The city of Charlottetown is lobbying the province to put yield-to-bus legislation in place.
The legislation would mean that you could not pass a bus while it was trying to pull out off the curb at a bus stop.
Several other provinces including British Columbia and Nova Scotia have the legislation in place, and on P.E.I. the owner of the capital region's transit provider says it's necessary.
"Our streets are narrow.

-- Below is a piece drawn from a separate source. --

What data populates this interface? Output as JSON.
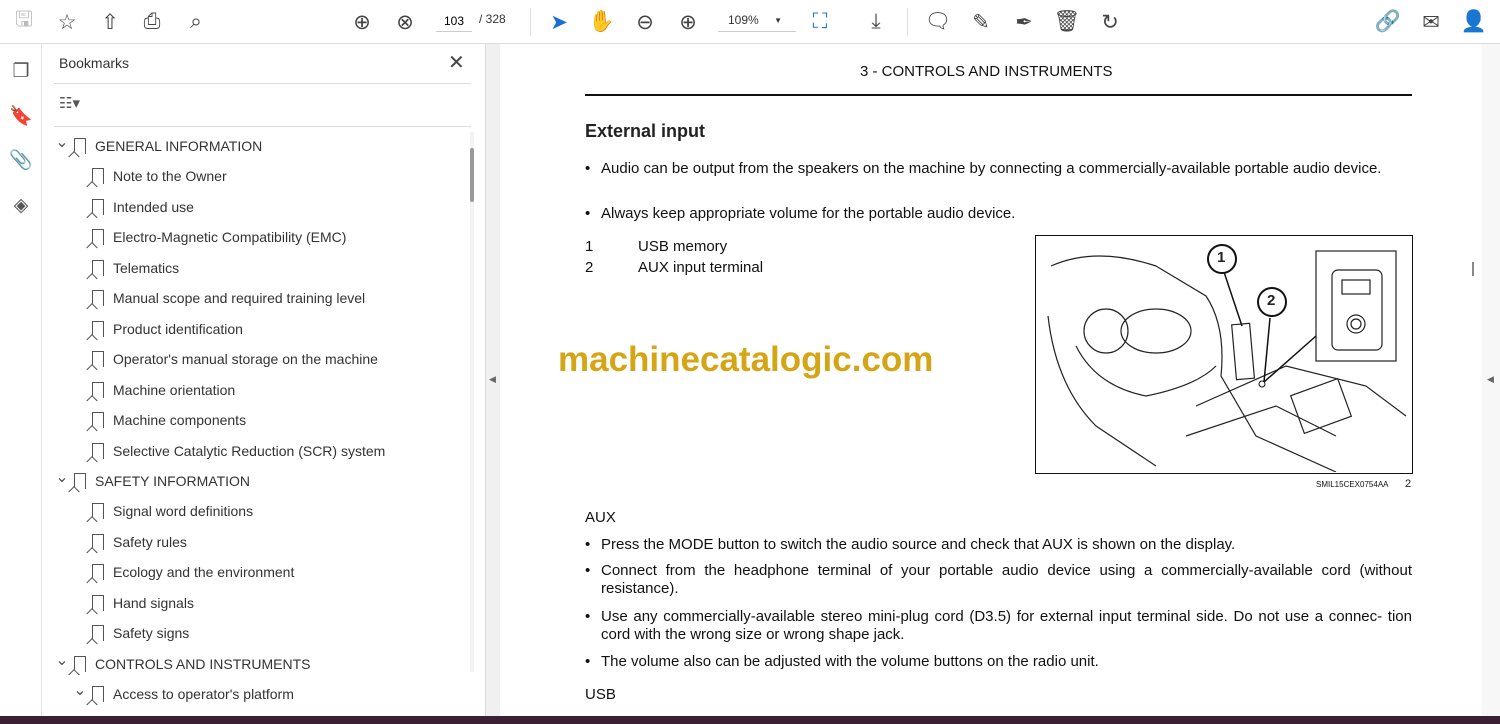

We do not have bus lanes, we have a narrow shoulder," said Mike Cassidy, owner of T3 Transit.
"Even when we stop and we pull over slightly we are still in the lane of traffic, and we just want motorists to realize as we drop off and pick up we're going to emerge into the lane," he said.
We've had some motorists try to go through us on the inside in between the passenger side door and the sidewalk. — Mike Cassidy, T3 Transit
Cassidy said a bus pulling out can take up to nearly three-quarters of the lane.
"We just want people to understand that that's how we have to operate."
Bus traffic up
Cassidy said in the past few years, traffic on his bus routes has greatly increased and this law is needed because some motorists are naturally "a little bit impatient."
"We've had some motorists try to go through us on the inside in between the passenger side door and the sidewalk," he said.
"The legislation would just suggest, it's a pleasant reminder to say we are on busy, busy streets we all have to get to where we are going and we would like to try to do it safely for all of us."
Cassidy recently spoke with city staff about getting the legislation in place, and the subject was brought up at a recent committee meeting.
Charlottetown writes to province
Charlottetown has now written a letter to the Department of Transportation asking that department to add the rule to the Highway Safety Act.
"We searched around other communities and municipalities and there is a few out there that has this yield-to-bus legislation put in place," said Terry MacLeod, chair of the environment and sustainability committee.
"When he's got his blinker on you should let him out, that he's trying to provide a service to the community, and that it's important that he's on time because people's schedules depend on that bus."
MacLeod said the legislation is important and that is why a letter was written. He said he is hoping for "positive feedback."
The Department of Transportation confirmed it has received the letter, but further details about ongoing discussions were not available.